Thursday, March 06, 2008

Listen Up

People have often wondered, and a few bold ones have even asked, what kind of connection Elijah had with the world. This is asked, or wondered, in many ways.

Did he interact? Could he respond? Was he umm...'all there...' ? (retarded, is usually what they meant)

Yes, Yes, and ummm well, yes.....But Yes, he probably was also mentally retarded. Because we have this picture of his brain from the neurologist that says so.





Actually, when the neurologist-from-hell gave us the first report on his MRI, he said (I found in my journal, and I quote), "We have no way to know what this means for his future. He may have trouble with learning, uhhh, you know, his ABC's."

And then the next day in an email exchange when pressed, said more ominously, but taking a step out of storyland, "He may never walk or talk. There is no way to know."

Allrighty then! That was a little bit more to digest!

What most people think of when they hear 'retarded', is 'thank heavens that's not my kid!', as images of large drooling and lumbering adults come to their mind. While this is perfectly normal and even acceptable, it does make it very hard for the parents of a child who is 'differently abled' to try and convince someone else that they do NOT FEEL BURDENED. The drool and the shit and the extra work it takes? Fine. The way a mother feels about her typical child, the way she would do anything to protect him from danger, the way she is torn up inside when she fears he will be treated unfairly, the way she gazes at him while he sleeps with awe and love and gratitude that he has come into her life....all of these things and more, times one hundred, is how a mother feels about her child who was born less entitled than yours. Born into a life on this earth. Just a little less lucky.
I am still astonished at the number of people who have intimated that Elijah's death was somehow freeing for us. When, really? I had embraced this surprising avenue of motherhood with the fervor of discovering a purpose. So when he and all of his specialness was gone? What purpose did I have? I know my purpose, you don't have to point it out. I am only sharing this to try and get it through your fearful heads that parenting a child who needs extra care? Parenting a child who is retarded? Not worth your fear, and it's insulting to those who are living it. Worth the fear of losing a dream maybe, but not ever worth the fear of living it.

6 comments:

Shannon and Carey said...

This is a very good post and I hope lots of people tune in to read it.
Hugs to you.
-Shannon in Austin

Tracey said...

I would never assume that the death of someone's child would ever be a freeing, or a blessing... It could ONLY ever be horrendously painful... And a child that has special needs? A child that has been singled out by God or fates to be more openly different than the rest of us who can hide our differences? I can only imagine that it adds a whole new level of pain.

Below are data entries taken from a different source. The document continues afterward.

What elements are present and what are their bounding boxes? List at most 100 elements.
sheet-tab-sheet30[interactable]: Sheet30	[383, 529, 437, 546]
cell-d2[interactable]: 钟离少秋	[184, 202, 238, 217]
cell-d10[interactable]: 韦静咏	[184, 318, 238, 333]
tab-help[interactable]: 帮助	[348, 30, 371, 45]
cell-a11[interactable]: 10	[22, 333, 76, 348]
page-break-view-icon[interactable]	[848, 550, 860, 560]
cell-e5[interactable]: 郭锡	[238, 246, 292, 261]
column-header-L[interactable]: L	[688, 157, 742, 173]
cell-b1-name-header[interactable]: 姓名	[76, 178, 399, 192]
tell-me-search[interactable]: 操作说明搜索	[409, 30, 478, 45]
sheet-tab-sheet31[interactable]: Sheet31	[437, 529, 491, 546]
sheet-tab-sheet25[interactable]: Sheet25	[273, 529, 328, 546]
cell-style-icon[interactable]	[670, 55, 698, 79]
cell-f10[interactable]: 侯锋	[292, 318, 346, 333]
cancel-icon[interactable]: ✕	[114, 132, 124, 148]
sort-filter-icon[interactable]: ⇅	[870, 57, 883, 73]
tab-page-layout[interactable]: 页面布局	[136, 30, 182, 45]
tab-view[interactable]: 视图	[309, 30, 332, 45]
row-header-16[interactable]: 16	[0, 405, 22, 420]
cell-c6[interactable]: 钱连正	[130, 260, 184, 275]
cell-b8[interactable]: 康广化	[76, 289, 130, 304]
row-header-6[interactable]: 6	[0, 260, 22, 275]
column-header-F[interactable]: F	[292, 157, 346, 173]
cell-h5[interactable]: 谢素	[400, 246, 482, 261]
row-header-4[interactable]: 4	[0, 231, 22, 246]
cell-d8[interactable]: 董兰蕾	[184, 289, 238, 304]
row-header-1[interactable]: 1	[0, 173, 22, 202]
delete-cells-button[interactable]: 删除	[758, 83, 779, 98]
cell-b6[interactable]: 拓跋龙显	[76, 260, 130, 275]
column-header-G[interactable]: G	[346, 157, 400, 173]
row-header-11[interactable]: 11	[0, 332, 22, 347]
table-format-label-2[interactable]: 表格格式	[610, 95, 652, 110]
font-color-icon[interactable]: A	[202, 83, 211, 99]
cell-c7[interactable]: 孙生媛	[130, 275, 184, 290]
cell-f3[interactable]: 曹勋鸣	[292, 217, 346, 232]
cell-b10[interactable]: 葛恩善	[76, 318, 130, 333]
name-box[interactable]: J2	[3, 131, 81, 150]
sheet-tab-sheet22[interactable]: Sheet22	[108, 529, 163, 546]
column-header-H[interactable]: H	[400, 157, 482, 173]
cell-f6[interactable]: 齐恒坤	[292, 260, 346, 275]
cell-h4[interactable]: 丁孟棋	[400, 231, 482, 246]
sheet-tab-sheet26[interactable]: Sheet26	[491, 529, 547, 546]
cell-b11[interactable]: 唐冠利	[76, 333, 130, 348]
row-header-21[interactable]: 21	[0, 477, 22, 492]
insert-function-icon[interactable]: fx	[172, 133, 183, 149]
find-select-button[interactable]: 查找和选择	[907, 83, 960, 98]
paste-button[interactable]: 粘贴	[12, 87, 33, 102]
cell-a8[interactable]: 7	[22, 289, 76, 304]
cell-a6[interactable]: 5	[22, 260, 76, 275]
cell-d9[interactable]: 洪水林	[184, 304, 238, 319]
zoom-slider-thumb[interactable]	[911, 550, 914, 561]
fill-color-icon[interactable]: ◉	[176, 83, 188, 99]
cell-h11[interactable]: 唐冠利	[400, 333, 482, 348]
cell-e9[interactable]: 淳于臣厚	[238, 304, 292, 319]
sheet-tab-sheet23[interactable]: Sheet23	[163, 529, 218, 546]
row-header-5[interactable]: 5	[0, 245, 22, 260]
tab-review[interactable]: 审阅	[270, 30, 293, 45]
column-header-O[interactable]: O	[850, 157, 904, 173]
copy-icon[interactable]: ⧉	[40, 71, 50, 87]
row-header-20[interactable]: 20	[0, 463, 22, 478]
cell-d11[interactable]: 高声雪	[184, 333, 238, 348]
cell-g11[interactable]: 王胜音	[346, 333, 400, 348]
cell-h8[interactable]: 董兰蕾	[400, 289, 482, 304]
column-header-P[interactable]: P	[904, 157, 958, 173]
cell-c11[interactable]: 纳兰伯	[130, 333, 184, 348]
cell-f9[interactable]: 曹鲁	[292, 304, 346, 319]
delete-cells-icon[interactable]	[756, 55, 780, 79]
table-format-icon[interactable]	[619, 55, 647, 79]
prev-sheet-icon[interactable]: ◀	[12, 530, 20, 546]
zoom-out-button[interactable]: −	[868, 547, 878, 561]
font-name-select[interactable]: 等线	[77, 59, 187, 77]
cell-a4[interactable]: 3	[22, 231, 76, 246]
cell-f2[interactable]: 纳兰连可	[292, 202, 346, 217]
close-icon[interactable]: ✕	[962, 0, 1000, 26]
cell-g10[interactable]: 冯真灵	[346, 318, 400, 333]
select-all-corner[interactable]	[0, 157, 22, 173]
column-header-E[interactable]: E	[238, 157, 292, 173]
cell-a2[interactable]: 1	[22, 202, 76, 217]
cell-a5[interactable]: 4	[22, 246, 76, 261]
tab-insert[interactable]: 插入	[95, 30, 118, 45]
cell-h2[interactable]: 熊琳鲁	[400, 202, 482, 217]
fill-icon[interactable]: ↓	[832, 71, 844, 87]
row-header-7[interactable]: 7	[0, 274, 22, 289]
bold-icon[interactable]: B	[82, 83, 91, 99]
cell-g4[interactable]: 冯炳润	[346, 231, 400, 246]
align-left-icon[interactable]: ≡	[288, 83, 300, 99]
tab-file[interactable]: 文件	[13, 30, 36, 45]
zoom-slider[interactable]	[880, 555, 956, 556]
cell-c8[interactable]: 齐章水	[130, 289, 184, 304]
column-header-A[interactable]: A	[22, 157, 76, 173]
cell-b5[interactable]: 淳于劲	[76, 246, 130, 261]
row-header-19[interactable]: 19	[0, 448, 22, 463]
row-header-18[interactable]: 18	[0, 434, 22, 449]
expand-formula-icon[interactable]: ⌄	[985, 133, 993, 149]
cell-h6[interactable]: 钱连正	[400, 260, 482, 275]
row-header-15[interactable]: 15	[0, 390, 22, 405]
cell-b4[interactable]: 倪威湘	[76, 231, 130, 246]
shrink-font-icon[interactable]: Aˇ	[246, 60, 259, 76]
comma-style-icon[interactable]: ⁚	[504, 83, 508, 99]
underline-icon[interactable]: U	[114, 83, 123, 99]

I've been thinking of you this month. I hope that March is full of less painful memories and more of the sweet, tender memories...

nailgirl said...

I agree when is the death of a child freeing?

Kristen said...

Why are people so incredibly stupid and oblivious? Good grief.

Anonymous said...

You know what - that post was so good. I learnt from you today. Can I ask a question... for you what was the right way for people to meet and approach Elijah? I mean from your perspective as the mother. I met a friend (not a close friend) in the street who had just had a special needs child. I gently leant into the baby’s pram, touched him lightly on his golden hair and commented that he was gorgeous. The mother visibly stiffened and almost physically intercepted my moment of acknowledging the baby. I've lost a child and I HATED when people ignored the fact. So I made darn sure I acknowledged and welcomed her baby, as I would have. However her reaction made me question my actions. The reason I ask is I know from experiencing death - the little things people do and say mean so much. If you can't respond then I do understand. Thanks for sharing your words.

gwendomama said...

anon. i hope that you will email me if you feel comfortable. we have something in common.
to answer your question, the 'right way' for people to greet elijah would have been just to accept our answers which were obviously (to anyone with 1/2 an intuition) a somewhat dismal if rote delivery. elijah did not 'look special needs' until you realized his age. he was strikingly beautiful, so he attracted a lot of attention, and he was also amazingly small, which also attracted attention when his true age was 'disclosed'. this was when the 'shock' would set in.
I don't think you did ANYthing wrong at all - I believe I would have responded the same way.
perhaps the mom is not used to experiencing enthusiasm upon meeting her child. maybe you would like to reach out to her more, maybe not. I think that what you did was completely fine. She is hurting. Her reaction was probably one borne from her pain.